Running, falling, again hurting his sickeningly injured right hand. That hand was mangled horribly, dripping blood, sending pain messages in increasing waves. Trees, brush, rocks. Run, run, run.
Falling, falling, falling. Pain.
Something silver, long. A rope? He reached out his left hand, his working hand.
A loud hissing sound and the rope undulating. Jaws of a serpent, opening wide. A drop of clear venom hanging on a fang and then dropping.
Pain, pain pain.
Screaming. His own.
Now a flower gently tapping the head of the serpent. A blue-and-pink blossom resembling a cross between a violet and a wild rose. A stubby-fingered hand, holding the stem.

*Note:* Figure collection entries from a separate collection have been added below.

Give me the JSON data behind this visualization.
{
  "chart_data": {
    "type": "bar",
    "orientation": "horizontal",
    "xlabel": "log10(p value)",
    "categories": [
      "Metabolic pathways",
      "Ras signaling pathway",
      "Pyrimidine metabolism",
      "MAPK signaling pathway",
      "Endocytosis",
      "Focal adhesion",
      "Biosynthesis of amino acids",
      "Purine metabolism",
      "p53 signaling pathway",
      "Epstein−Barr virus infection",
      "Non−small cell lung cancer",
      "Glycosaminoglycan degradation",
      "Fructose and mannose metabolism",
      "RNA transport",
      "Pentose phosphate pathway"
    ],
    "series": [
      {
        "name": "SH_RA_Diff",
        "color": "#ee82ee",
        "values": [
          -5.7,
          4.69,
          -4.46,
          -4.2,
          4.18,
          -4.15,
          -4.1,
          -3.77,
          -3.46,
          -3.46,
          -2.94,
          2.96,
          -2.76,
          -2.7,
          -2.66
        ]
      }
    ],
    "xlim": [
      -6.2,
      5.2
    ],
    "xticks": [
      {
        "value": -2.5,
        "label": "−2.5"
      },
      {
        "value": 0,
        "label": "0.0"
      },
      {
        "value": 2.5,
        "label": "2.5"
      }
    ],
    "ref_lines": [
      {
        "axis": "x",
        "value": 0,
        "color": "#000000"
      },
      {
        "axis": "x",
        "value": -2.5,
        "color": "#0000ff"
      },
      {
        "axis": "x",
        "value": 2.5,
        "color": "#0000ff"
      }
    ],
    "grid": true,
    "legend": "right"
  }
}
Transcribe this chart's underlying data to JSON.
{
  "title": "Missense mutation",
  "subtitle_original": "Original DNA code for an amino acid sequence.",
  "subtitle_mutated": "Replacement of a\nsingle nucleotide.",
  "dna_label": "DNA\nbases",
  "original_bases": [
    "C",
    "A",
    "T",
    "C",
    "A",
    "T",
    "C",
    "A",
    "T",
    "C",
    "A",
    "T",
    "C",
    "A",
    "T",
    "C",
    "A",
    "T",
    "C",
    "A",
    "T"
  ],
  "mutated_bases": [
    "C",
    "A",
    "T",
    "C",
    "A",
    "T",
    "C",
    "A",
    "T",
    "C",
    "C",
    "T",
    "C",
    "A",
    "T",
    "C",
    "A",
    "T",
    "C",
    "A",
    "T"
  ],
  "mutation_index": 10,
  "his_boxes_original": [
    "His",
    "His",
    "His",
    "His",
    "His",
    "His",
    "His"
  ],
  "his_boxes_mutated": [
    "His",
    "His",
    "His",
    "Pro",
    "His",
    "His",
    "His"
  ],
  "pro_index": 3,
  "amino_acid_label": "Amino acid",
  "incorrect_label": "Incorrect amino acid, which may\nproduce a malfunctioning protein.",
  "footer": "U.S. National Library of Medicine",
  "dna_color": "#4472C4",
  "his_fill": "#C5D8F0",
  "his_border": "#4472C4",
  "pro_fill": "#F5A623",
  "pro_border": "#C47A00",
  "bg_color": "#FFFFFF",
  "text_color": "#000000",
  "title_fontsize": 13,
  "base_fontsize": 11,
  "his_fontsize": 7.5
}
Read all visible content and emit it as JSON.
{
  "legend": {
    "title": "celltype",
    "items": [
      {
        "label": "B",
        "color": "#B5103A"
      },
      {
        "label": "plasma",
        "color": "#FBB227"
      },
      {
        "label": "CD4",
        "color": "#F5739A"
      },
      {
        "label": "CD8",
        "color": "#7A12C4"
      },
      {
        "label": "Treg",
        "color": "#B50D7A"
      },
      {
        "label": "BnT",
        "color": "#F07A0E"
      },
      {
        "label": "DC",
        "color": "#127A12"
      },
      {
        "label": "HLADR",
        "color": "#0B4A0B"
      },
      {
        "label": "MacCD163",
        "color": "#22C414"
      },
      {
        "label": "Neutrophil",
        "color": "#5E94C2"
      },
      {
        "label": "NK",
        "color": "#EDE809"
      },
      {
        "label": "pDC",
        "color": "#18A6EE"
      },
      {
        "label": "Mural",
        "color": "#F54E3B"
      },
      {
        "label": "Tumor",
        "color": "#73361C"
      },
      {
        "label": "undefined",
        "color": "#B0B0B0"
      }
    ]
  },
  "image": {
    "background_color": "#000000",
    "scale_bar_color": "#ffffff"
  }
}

The serpent's jaws closing. The serpent settling down, sliding away.
Now a face above the hand holding the blossom. Very blue eyes and very large ears like a puppy's. Gerta's. She looking down at him, her mouth making a moue and her eyes squeezing. A tear running down her face.
Flower petals touching his forehead, gently, gently stroking. A flower scent a little like a poppy's, soothing his tired mind, easing the long pain. A puppy with a poppy! Pained laughter. Oblivion, again.
He shook himself mentally. It had been so dreamlike, and yet so real. It was more than a hallucination, or else hallucination could return in memory with entirely too much reality.
This was really Gerta. This room that was lighted by large phosphorescent toadstools placed all about. Walls that were rock, and apparently solid rock. It was like a room in a cave or cavern, but the walls were smooth. Laser construction here? Or magic?
"You wish to eat?" Gerta asked.
"Please." The language was the same, at least. Strangely, it seemed like other things to vary only slightly from frame to frame. Perhaps not so strange, if it indicated that man had spread out from a common origin and colonized the several frames. Obviously there had been travel between them, because Mouvar had sown his legend among the pointears in Hud, and if those legends were to be believed, Mouvar hadn't been the first. How could he have predicted the uniting of kingdoms if there were no kingdoms to unite? Roundear and pointear could interbreed; he had proved that! That meant they were closely related species. But these flopears, now—how close were they?